What methods has the xAI team generated so far? The team has contributed numerous methods in the field — the Adam optimizer, Batch Normalization, Layer Normalization, and the discovery of adversarial examples. They also list “innovative techniques and analyses” such as Transformer-XL, Autoformalization, the Memorizing Transformer, Batch Size Scaling, μTransfer, and SimCLR. They say they “have worked on and led the development of some of the largest breakthroughs in the field,” including AlphaStar, AlphaCode, Inception, Minerva, GPT-3.5, and GPT-4. They partner with X Corp to bring the technology to more than 500 million users of the X app.
Is all supercomputer power usage the same? A recent study shows that supercomputer power usage varies considerably and “is always significantly below the peak provisioned power.” Several factors cause this — the machine may not be fully utilized, applications’ computational characteristics are not those which maximize power usage, and/or applications can be waiting on resources external to the node.
What happens if a supercomputer center uses less power than anticipated? Coming in below peak power translates into significant one-time fixed costs, such as the installation of a greater amount of power distribution or cooling infrastructure, as well as ongoing costs, to purchase electricity. In addition, the rise of energy consumption by the HPC community and large machine learning models in industry has environmental impacts, e.g. carbon emission, which need to be taken into consideration as well. In short, power demands in HPC have become a key limiting factor in both current exascale system operations and the design of future supercomputers.
Is xAI adding additional power features to the existing infrastructure? The scale of potential power consumption from the xAI supercomputer center means that the plan required approval from the Tennessee Valley Authority, which operates the electric grid for much of the region. xAI is requesting an additional 100MW of power, for a total of 150MW of power, which will require several actions to be completed. Memphis Light, Gas, and Water assured the community in an online fact sheet that the company “is paying for all upgrades” involved in supplying electricity and that “there will be no impact to the reliability of availability of power to other customers from this electric load.” With the followings conditions met, MLGW insists “there will be no impact to other electric customers:”
- Approval by the TVA Board of Directors to serve the total 150MW demand;
- Enrollment in a Demand Response (DR) program in which the company agrees to reduce its electric consumption when conditions warrant it to preserve power for existing customers;
- $1.7M of improvements to a 161kV transmission line (per the MLGW electric system impact study); and,
- Construction of a new substation adjacent to the facility.

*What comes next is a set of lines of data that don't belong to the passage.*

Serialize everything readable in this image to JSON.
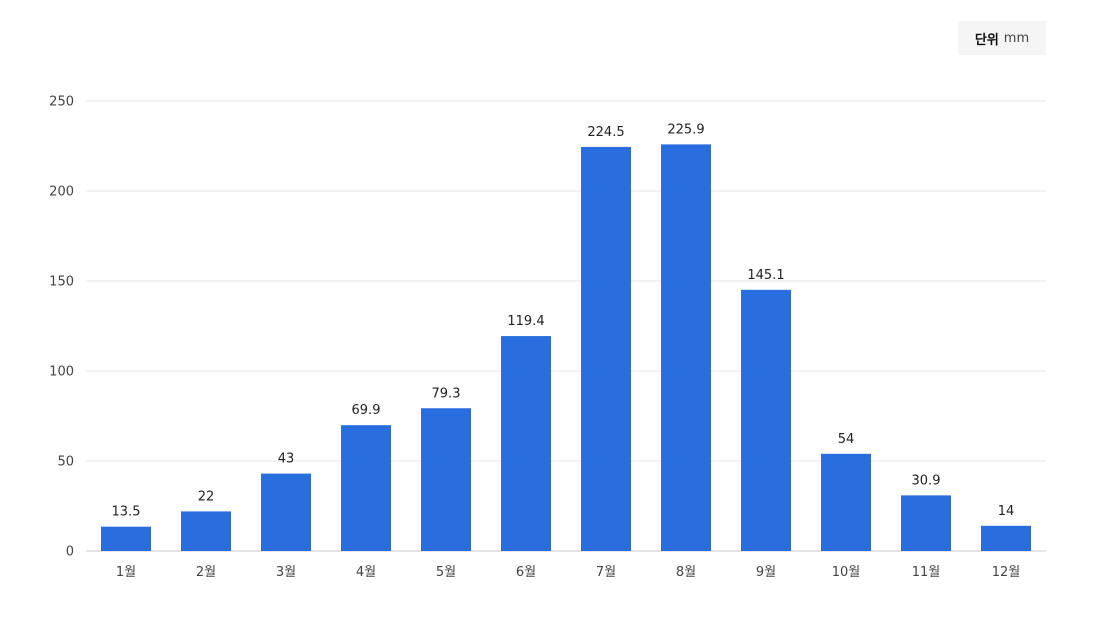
{
  "unit": {
    "label": "단위",
    "value": "mm"
  },
  "colors": {
    "bar": "#2a6ddf",
    "grid": "#e6e6e6",
    "axis": "#cccccc"
  },
  "chart_data": {
    "type": "bar",
    "title": "",
    "xlabel": "",
    "ylabel": "",
    "ylim": [
      0,
      250
    ],
    "yticks": [
      0,
      50,
      100,
      150,
      200,
      250
    ],
    "grid": true,
    "categories": [
      "1월",
      "2월",
      "3월",
      "4월",
      "5월",
      "6월",
      "7월",
      "8월",
      "9월",
      "10월",
      "11월",
      "12월"
    ],
    "values": [
      13.5,
      22,
      43,
      69.9,
      79.3,
      119.4,
      224.5,
      225.9,
      145.1,
      54,
      30.9,
      14
    ],
    "value_labels": [
      "13.5",
      "22",
      "43",
      "69.9",
      "79.3",
      "119.4",
      "224.5",
      "225.9",
      "145.1",
      "54",
      "30.9",
      "14"
    ]
  }
}
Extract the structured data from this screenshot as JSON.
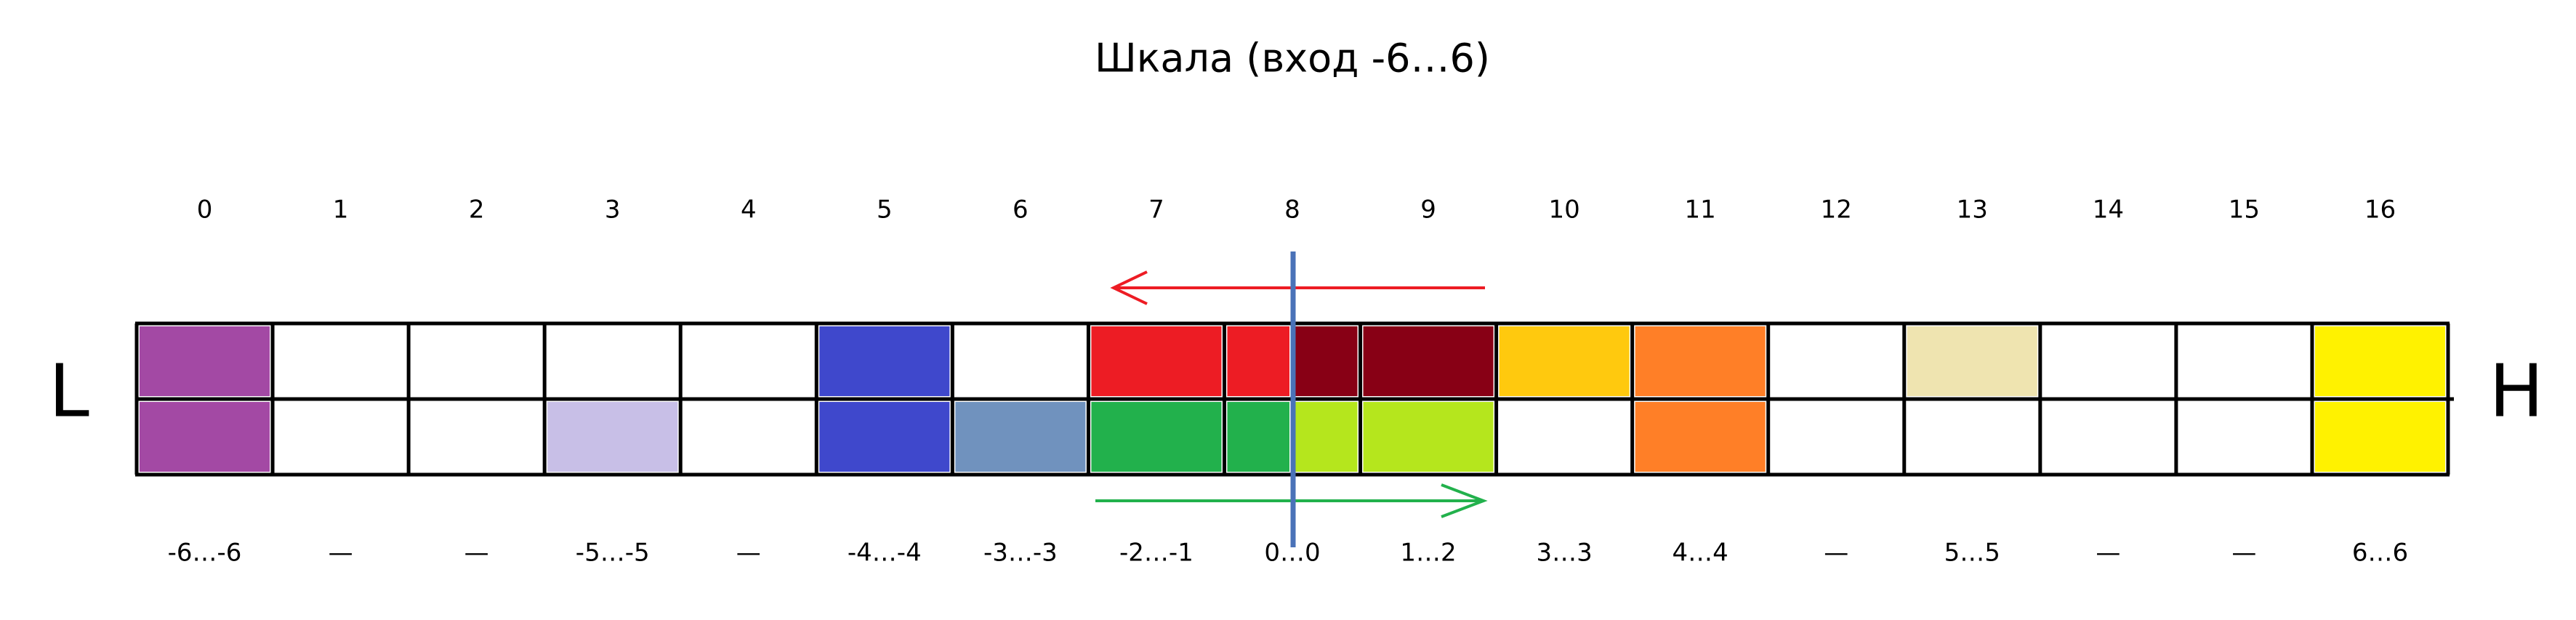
{
  "title": "Шкала (вход -6…6)",
  "left_label": "L",
  "right_label": "H",
  "cells": [
    {
      "index": 0,
      "range": "-6…-6",
      "top": [
        "#a349a4"
      ],
      "bottom": [
        "#a349a4"
      ]
    },
    {
      "index": 1,
      "range": "—",
      "top": [
        "#ffffff"
      ],
      "bottom": [
        "#ffffff"
      ]
    },
    {
      "index": 2,
      "range": "—",
      "top": [
        "#ffffff"
      ],
      "bottom": [
        "#ffffff"
      ]
    },
    {
      "index": 3,
      "range": "-5…-5",
      "top": [
        "#ffffff"
      ],
      "bottom": [
        "#c8bfe7"
      ]
    },
    {
      "index": 4,
      "range": "—",
      "top": [
        "#ffffff"
      ],
      "bottom": [
        "#ffffff"
      ]
    },
    {
      "index": 5,
      "range": "-4…-4",
      "top": [
        "#3f48cc"
      ],
      "bottom": [
        "#3f48cc"
      ]
    },
    {
      "index": 6,
      "range": "-3…-3",
      "top": [
        "#ffffff"
      ],
      "bottom": [
        "#7092be"
      ]
    },
    {
      "index": 7,
      "range": "-2…-1",
      "top": [
        "#ed1c24"
      ],
      "bottom": [
        "#22b14c"
      ]
    },
    {
      "index": 8,
      "range": "0…0",
      "top": [
        "#ed1c24",
        "#880015"
      ],
      "bottom": [
        "#22b14c",
        "#b5e61d"
      ]
    },
    {
      "index": 9,
      "range": "1…2",
      "top": [
        "#880015"
      ],
      "bottom": [
        "#b5e61d"
      ]
    },
    {
      "index": 10,
      "range": "3…3",
      "top": [
        "#ffc90e"
      ],
      "bottom": [
        "#ffffff"
      ]
    },
    {
      "index": 11,
      "range": "4…4",
      "top": [
        "#ff7f27"
      ],
      "bottom": [
        "#ff7f27"
      ]
    },
    {
      "index": 12,
      "range": "—",
      "top": [
        "#ffffff"
      ],
      "bottom": [
        "#ffffff"
      ]
    },
    {
      "index": 13,
      "range": "5…5",
      "top": [
        "#efe4b0"
      ],
      "bottom": [
        "#ffffff"
      ]
    },
    {
      "index": 14,
      "range": "—",
      "top": [
        "#ffffff"
      ],
      "bottom": [
        "#ffffff"
      ]
    },
    {
      "index": 15,
      "range": "—",
      "top": [
        "#ffffff"
      ],
      "bottom": [
        "#ffffff"
      ]
    },
    {
      "index": 16,
      "range": "6…6",
      "top": [
        "#fff200"
      ],
      "bottom": [
        "#fff200"
      ]
    }
  ]
}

How is MLGW pitching the extra power needed to its current customers? Calling it “value for the MLGW customers, they’re saying that increased electric sales will result in:
- ~$500K of additional PILOT payments annually to the City of Memphis;
- ~300+ new, high paying jobs and will reduce demand on the aquifer;
- AI joining in the design and proposed construction of a greywater/recycled wastewater facility that will take in treated wastewater and produce water suitable for cooling processes;
- MLGW and XAI coordinating procurement and early installation of more than 50MW of utility scale battery storage in the MLGW system starting in 2024.
While these are nice additions to the area, the environmental cost of supercomputing can depend hugely from where the energy to power the devices comes. That means Musk, xAI, and MLGW must turn to renewables for their power supplies. It’s imperative. The locals and the planet deserve it.